Avec d'autres, les vieilles familles de la commune, puis les plus nombreux, ceux que la géographie arrange. « Il y a des enseignants de Corte et de L'Ile-Rousse qui vivent ici, des gens venus des villages voisins,explique Jean-Baptiste Taffanelli, premier adjoint au maire et président de la communauté des communes de la vallée du Golo.Mais l'installation à Ponte-Leccia va plus loin que les seules raisons pratiques liées à la géographie et à l'activité professionnelle. Par exemple, des gendarmes partent à la retraite et construisent leur maison ici. »
Toutes les commodités que l'on ne retrouve généralement que dans les villes moyennes distinguent également Ponte-Leccia où sont également installés deux médecins généralistes, un cabinet dentaire, un laboratoire d'analyses, de très nombreux infirmiers et infirmières, des services sociaux. Mais le plus bel exemple du service public qui mise sur les atouts du territoire demeure, à l'évidence, le point d'accès au droit.
Créé pour sauver la justice de proximité au moment où le vent de la réforme judiciaire emporta les tribunaux d'instances de Corte et de l'Ile-Rousse, c'est à Ponte-Leccia qu'a pu voir le jour la meilleure mesure de compensation. Le Pad, bien qu'il ne récupère pas toutes les compétences de l'ancien tribunal d'instance, est positionné à mi-chemin entre les deux cités paolines. Pour offrir, malgré tout, un point de chute au justiciable tout en considérant l'économie du service public. « Il y a plus de Pacs ici qu'à Bastia »,confie le maire. « En période électorale, je ne vous raconte pas le monde que les audiences attirent »,ajoute son premier adjoint.

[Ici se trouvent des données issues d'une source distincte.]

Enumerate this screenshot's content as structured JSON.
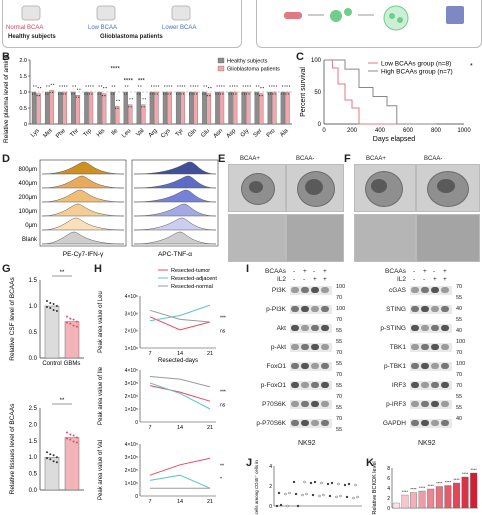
{
  "panel_a": {
    "groups": [
      "Normal BCAA",
      "Low BCAA",
      "Lower BCAA"
    ],
    "cohorts": [
      "Healthy subjects",
      "Glioblastoma patients"
    ]
  },
  "panel_letters": [
    "B",
    "C",
    "D",
    "E",
    "F",
    "G",
    "H",
    "I",
    "J",
    "K"
  ],
  "panel_b": {
    "chart_data": {
      "type": "bar",
      "ylabel": "Relative plasma level of amino acid",
      "categories": [
        "Lys",
        "Met",
        "Phe",
        "Thr",
        "Trp",
        "His",
        "Ile",
        "Leu",
        "Val",
        "Arg",
        "Cys",
        "Tyr",
        "Gln",
        "Glu",
        "Asn",
        "Asp",
        "Gly",
        "Ser",
        "Pro",
        "Ala"
      ],
      "ylim": [
        0,
        2.0
      ],
      "yticks": [
        "0",
        "0.5",
        "1.0",
        "1.5",
        "2.0"
      ],
      "series": [
        {
          "name": "Healthy subjects",
          "color": "#8c8c8c",
          "values": [
            1.0,
            1.0,
            1.0,
            1.0,
            1.0,
            1.0,
            1.0,
            1.0,
            1.0,
            1.0,
            1.0,
            1.0,
            1.0,
            1.0,
            1.0,
            1.0,
            1.0,
            1.0,
            1.0,
            1.0
          ]
        },
        {
          "name": "Glioblastoma patients",
          "color": "#f2a6ad",
          "values": [
            0.95,
            1.05,
            1.0,
            0.9,
            1.0,
            0.95,
            0.55,
            0.6,
            0.6,
            1.0,
            1.0,
            1.0,
            1.0,
            0.95,
            1.0,
            1.0,
            1.0,
            0.95,
            1.0,
            1.0
          ]
        }
      ],
      "sig": [
        "****",
        "****",
        "***"
      ]
    }
  },
  "panel_c": {
    "chart_data": {
      "type": "line",
      "xlabel": "Days elapsed",
      "ylabel": "Percent survival",
      "xlim": [
        0,
        1000
      ],
      "ylim": [
        0,
        100
      ],
      "xticks": [
        "0",
        "200",
        "400",
        "600",
        "800",
        "1000"
      ],
      "yticks": [
        "0",
        "50",
        "100"
      ],
      "series": [
        {
          "name": "Low BCAAs group (n=8)",
          "color": "#e07a84",
          "x": [
            0,
            60,
            60,
            100,
            100,
            150,
            150,
            200,
            200,
            250,
            250,
            800
          ],
          "y": [
            100,
            100,
            87.5,
            87.5,
            62.5,
            62.5,
            37.5,
            37.5,
            25,
            25,
            0,
            0
          ]
        },
        {
          "name": "High BCAAs group (n=7)",
          "color": "#888888",
          "x": [
            0,
            150,
            150,
            250,
            250,
            350,
            350,
            450,
            450,
            520,
            520,
            800
          ],
          "y": [
            100,
            100,
            85.7,
            85.7,
            57.1,
            57.1,
            42.9,
            42.9,
            28.6,
            28.6,
            0,
            0
          ]
        }
      ],
      "sig": "*"
    }
  },
  "panel_d": {
    "rows": [
      "800μm",
      "400μm",
      "200μm",
      "100μm",
      "0μm",
      "Blank"
    ],
    "left_xlabel": "PE-Cy7-IFN-γ",
    "right_xlabel": "APC-TNF-α",
    "colors_left": [
      "#c8860b",
      "#e6a24a",
      "#f0b867",
      "#f5c98a",
      "#f9ddb3",
      "#c9c9c9"
    ],
    "colors_right": [
      "#2c3e8c",
      "#4a5cc0",
      "#6a74d4",
      "#9aa0e3",
      "#c6c9f0",
      "#c9c9c9"
    ]
  },
  "panel_e": {
    "left": "BCAA+",
    "right": "BCAA-"
  },
  "panel_f": {
    "left": "BCAA+",
    "right": "BCAA-"
  },
  "panel_g": {
    "top": {
      "chart_data": {
        "type": "bar",
        "ylabel": "Relative CSF level of BCAAs",
        "categories": [
          "Control",
          "GBMs"
        ],
        "values": [
          1.0,
          0.7
        ],
        "ylim": [
          0,
          1.5
        ],
        "yticks": [
          "0.0",
          "0.5",
          "1.0",
          "1.5"
        ],
        "sig": "**"
      }
    },
    "bottom": {
      "chart_data": {
        "type": "bar",
        "ylabel": "Relative tissues level of BCAAs",
        "values": [
          1.0,
          1.6
        ],
        "ylim": [
          0,
          2.5
        ],
        "yticks": [
          "0.0",
          "0.5",
          "1.0",
          "1.5",
          "2.0",
          "2.5"
        ],
        "sig": "**"
      }
    }
  },
  "panel_h": {
    "legend": [
      "Resected-tumor",
      "Resected-adjacent",
      "Resected-normal"
    ],
    "colors": [
      "#e84a5f",
      "#5cc6c2",
      "#9a9a9a"
    ],
    "xlabel": "Resected-days",
    "xticks": [
      "7",
      "14",
      "21"
    ],
    "charts": [
      {
        "ylabel": "Peak area value of Leu",
        "yticks": [
          "1×10⁶",
          "2×10⁶",
          "3×10⁶",
          "4×10⁶"
        ],
        "series": [
          [
            2.4,
            1.4,
            2.0
          ],
          [
            2.1,
            2.5,
            3.3
          ],
          [
            2.9,
            2.2,
            2.0
          ]
        ]
      },
      {
        "ylabel": "Peak area value of Ile",
        "yticks": [
          "0",
          "1×10⁵",
          "2×10⁵",
          "3×10⁵",
          "4×10⁵"
        ],
        "series": [
          [
            2.8,
            2.3,
            1.6
          ],
          [
            3.0,
            2.2,
            1.0
          ],
          [
            3.5,
            3.3,
            2.7
          ]
        ]
      },
      {
        "ylabel": "Peak area value of Val",
        "yticks": [
          "0",
          "1×10⁵",
          "2×10⁵",
          "3×10⁵",
          "4×10⁵"
        ],
        "series": [
          [
            1.6,
            2.4,
            2.9
          ],
          [
            1.2,
            1.6,
            0.6
          ],
          [
            0.6,
            0.6,
            0.6
          ]
        ]
      }
    ],
    "sig": [
      "***",
      "ns",
      "***",
      "ns",
      "**",
      "*"
    ]
  },
  "panel_i": {
    "col_headers": [
      "BCAAs",
      "IL2"
    ],
    "signs": [
      [
        "-",
        "+",
        "-",
        "+"
      ],
      [
        "-",
        "-",
        "+",
        "+"
      ]
    ],
    "rows": [
      "PI3K",
      "p-PI3K",
      "Akt",
      "p-Akt",
      "FoxO1",
      "p-FoxO1",
      "P70S6K",
      "p-P70S6K"
    ],
    "kda": [
      "100",
      "70",
      "100",
      "70",
      "55",
      "55",
      "70",
      "55",
      "70",
      "55",
      "70",
      "55",
      "70",
      "55"
    ],
    "footer": "NK92"
  },
  "panel_i2": {
    "col_headers": [
      "BCAAs",
      "IL2"
    ],
    "signs": [
      [
        "-",
        "+",
        "-",
        "+"
      ],
      [
        "-",
        "-",
        "+",
        "+"
      ]
    ],
    "rows": [
      "cGAS",
      "STING",
      "p-STING",
      "TBK1",
      "p-TBK1",
      "IRF3",
      "p-IRF3",
      "GAPDH"
    ],
    "kda": [
      "70",
      "55",
      "40",
      "55",
      "40",
      "100",
      "70",
      "100",
      "70",
      "70",
      "55",
      "55",
      "40"
    ],
    "footer": "NK92"
  },
  "panel_j": {
    "ylabel": "% of NK cells among CD45⁺ cells in the tumor",
    "yticks": [
      "0",
      "2",
      "4"
    ]
  },
  "panel_k": {
    "chart_data": {
      "type": "bar",
      "ylabel": "Relative BCKDK level",
      "values": [
        1.0,
        2.6,
        3.1,
        3.4,
        3.8,
        4.3,
        4.5,
        5.0,
        6.2,
        7.0
      ],
      "ylim": [
        0,
        8
      ],
      "yticks": [
        "0",
        "2",
        "4",
        "6",
        "8"
      ],
      "sig": [
        "****",
        "****",
        "****",
        "****",
        "****",
        "****",
        "****",
        "****",
        "****"
      ]
    }
  }
}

Consciente de l'aubaine que constitue cet attrait, la municipalité s'efforce de le renforcer, même si elle commence à cerner quelques limites. « Nous avons baissé la pression fiscale à trois reprises,rappelle Vincent Cognetti, tout en essayant de libérer un maximum de foncier pour la construction et l'installation. Seulement, même si nous faisons un lotissement, nous sommes aujourd'hui confrontés au gel des terrains à cause de la zone inondable et d'un périmètre de sécurité autour du dépôt de munition. Si ces obstacles n'existaient pas, nous aurions doublé notre population. »Jean-Baptiste Taffanelli renchérit : « Des demandes, nous en avons tous les jours. »
« On ne vide pas les villages, c'est tout le contraire »
Des demandes qui contribueraient à vider les communes environnantes. Vincent Cognetti s'inscrit en faux. Il considère le procès infondé et injuste. « C'est tout le contraire. Parce que Ponte-Leccia, avec toutes ses commodités et ses services, n'est qu'à quelques kilomètres, les gens peuvent continuer à vivre dans leur village. Quand ils ont besoin d'un médecin, il n'est pas loin, d'une infirmière, elle arrive très vite. »La réputation de l'effet « pompe aspirante » du bourg continue, malgré tout, à être entretenue.
Les plus remontés seraient, ni plus ni moins, que certains habitants de… Morosaglia, le village de la commune où la population est forcément moins importante. Simple querelle de clocher ou désaccord plus politique quant à la vision de l'aménagement du territoire ?
Feu Camille Simompieri, l'ancien maire, avait un jour, dans un contexte pour le moins conflictuel, brandi la menace du blocage, à la face d'une autorité extra-communale. « Nous pouvons vous montrer à quel point Ponte-Leccia est un carrefour routier et ferroviaire. »Même sans rapport de force, le rayonnement de ce carrefour a vocation à s'amplifier.